Perry and the Profs
He picked the right fight.
Sep 19, 2011, Vol. 17, No. 01 • By ANDREW FERGUSON
If you want a glimpse of the way Rick Perry operates as an executive and a politician, consider the issue of higher education reform in Texas, which no one in Texas knew was an issue until Perry decided to make it one.
In his 30-year public career, Perry—how to put this delicately?—has shown no sign of being tortured by a gnawing intellectual curiosity. “He’s not the sort of person you’ll find reading The Wealth of Nations for the seventh time,” said Brooke Rollins, formerly Perry’s policy director and now president of the Texas Public Policy Foundation, a free-market research group closely allied with Perry. At Texas A&M he majored in animal science and escaped with a grade point average a bit over 2.0. (Perry’s A&M transcript was leaked last month to the left-wing blog Huffington Post by “a source in Texas,” presumably not his mom. How his GPA compares with Barack Obama’s is unknown, since no one in higher education has thought to leak Obama’s transcript to a right-wing blog.)
Perry expends his considerable intelligence instead on using political power and, what amounts to the same thing, picking fights with his political adversaries. When Rollins came to Perry in 2007 with a radical and comprehensive proposal to overhaul higher education in the state, Rollins says the governor quickly understood the potential of the issue, not only politically but on its merits. The state operates more than 100 colleges, universities, technical schools, and two-year community colleges, organized into six separate systems. As in other states, public higher education in Texas is scattered, expensive, poorly monitored, and top heavy with administrators, even as it subjects students to often large annual tuition increases without a compensatory increase in educational quality.

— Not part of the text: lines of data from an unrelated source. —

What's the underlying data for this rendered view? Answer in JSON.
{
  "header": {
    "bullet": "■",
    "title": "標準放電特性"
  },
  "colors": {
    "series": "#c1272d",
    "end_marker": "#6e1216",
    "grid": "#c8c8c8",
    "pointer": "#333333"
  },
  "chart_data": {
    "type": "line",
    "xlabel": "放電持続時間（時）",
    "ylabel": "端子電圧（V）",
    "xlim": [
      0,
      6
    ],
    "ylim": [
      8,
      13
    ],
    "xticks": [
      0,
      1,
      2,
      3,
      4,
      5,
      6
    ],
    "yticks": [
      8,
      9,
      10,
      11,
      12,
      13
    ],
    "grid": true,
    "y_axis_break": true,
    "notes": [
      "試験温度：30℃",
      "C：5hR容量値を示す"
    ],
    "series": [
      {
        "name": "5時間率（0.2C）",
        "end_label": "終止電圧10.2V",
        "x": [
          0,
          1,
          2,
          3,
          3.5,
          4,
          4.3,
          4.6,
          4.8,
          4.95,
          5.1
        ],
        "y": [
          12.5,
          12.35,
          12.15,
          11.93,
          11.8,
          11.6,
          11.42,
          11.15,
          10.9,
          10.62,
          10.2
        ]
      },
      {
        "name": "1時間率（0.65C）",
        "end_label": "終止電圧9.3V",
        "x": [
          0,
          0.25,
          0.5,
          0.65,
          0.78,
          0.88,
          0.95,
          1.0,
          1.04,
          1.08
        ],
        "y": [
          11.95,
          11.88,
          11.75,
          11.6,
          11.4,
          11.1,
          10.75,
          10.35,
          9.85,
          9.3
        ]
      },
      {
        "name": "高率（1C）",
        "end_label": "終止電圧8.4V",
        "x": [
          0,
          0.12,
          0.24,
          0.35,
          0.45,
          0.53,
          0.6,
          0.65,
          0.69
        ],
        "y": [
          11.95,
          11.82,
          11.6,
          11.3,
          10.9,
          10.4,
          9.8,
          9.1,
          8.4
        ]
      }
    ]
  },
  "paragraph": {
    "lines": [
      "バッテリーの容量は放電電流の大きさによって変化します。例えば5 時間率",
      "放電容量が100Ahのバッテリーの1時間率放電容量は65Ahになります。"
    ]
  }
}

Perry’s first poke at this sclerotic establishment came early in his first term. He suggested converting the money that the state gives to public colleges and universities into individual grants handed straight to students. Money is power, and Perry’s idea was to place the power in the hands of “consumers,” as he put it, rather than the administrators, to increase competition among schools and thereby lower costs and increase quality. “Young fertile minds [should be] empowered,” he said at the time, “to pursue their dreams regardless of family income, the color of their skin, or the sound of their last name.”
The higher ed establishment, led by regents of the University of Texas system, rebelled, and the legislature, well-wired with the system’s allies, agreed, and the proposal died. But Perry continued to poke. College graduation rates in Texas are unusually low, and the gaps among whites, blacks, and Hispanics are unusually high. Nationwide 38 percent of American adults (age 25-64) have a post-secondary degree; in Texas the figure is 31 percent. So Perry proposed “Outcomes-based Funding,” tying the amount of aid a school receives to the number of students it graduates. To keep a school from lowering its standards to increase its graduation rates, he suggested giving an exit exam to all students receiving a B.A. Students wouldn’t have to pass the exam to get their degree, but the information yielded by such a test—how much learning is going on around here?—would be useful, mostly to reformers. The proposal was seen, correctly, as a threat to the status quo, which has so far successfully fought it off.
The proposals Rollins brought to Perry in 2007 turned on the same themes of—apologizing in advance for the buzzwords—accountability and transparency: collecting information about how much students learn and how well schools function, and holding the schools responsible for the results. “His priority has been putting students back into the driver’s seat,” Rollins said. Perry said he hoped to apply the cost-benefit logic of business to public higher education. He incorporated Rollins’s ideas into a package of reforms and called a “higher education summit” to build support.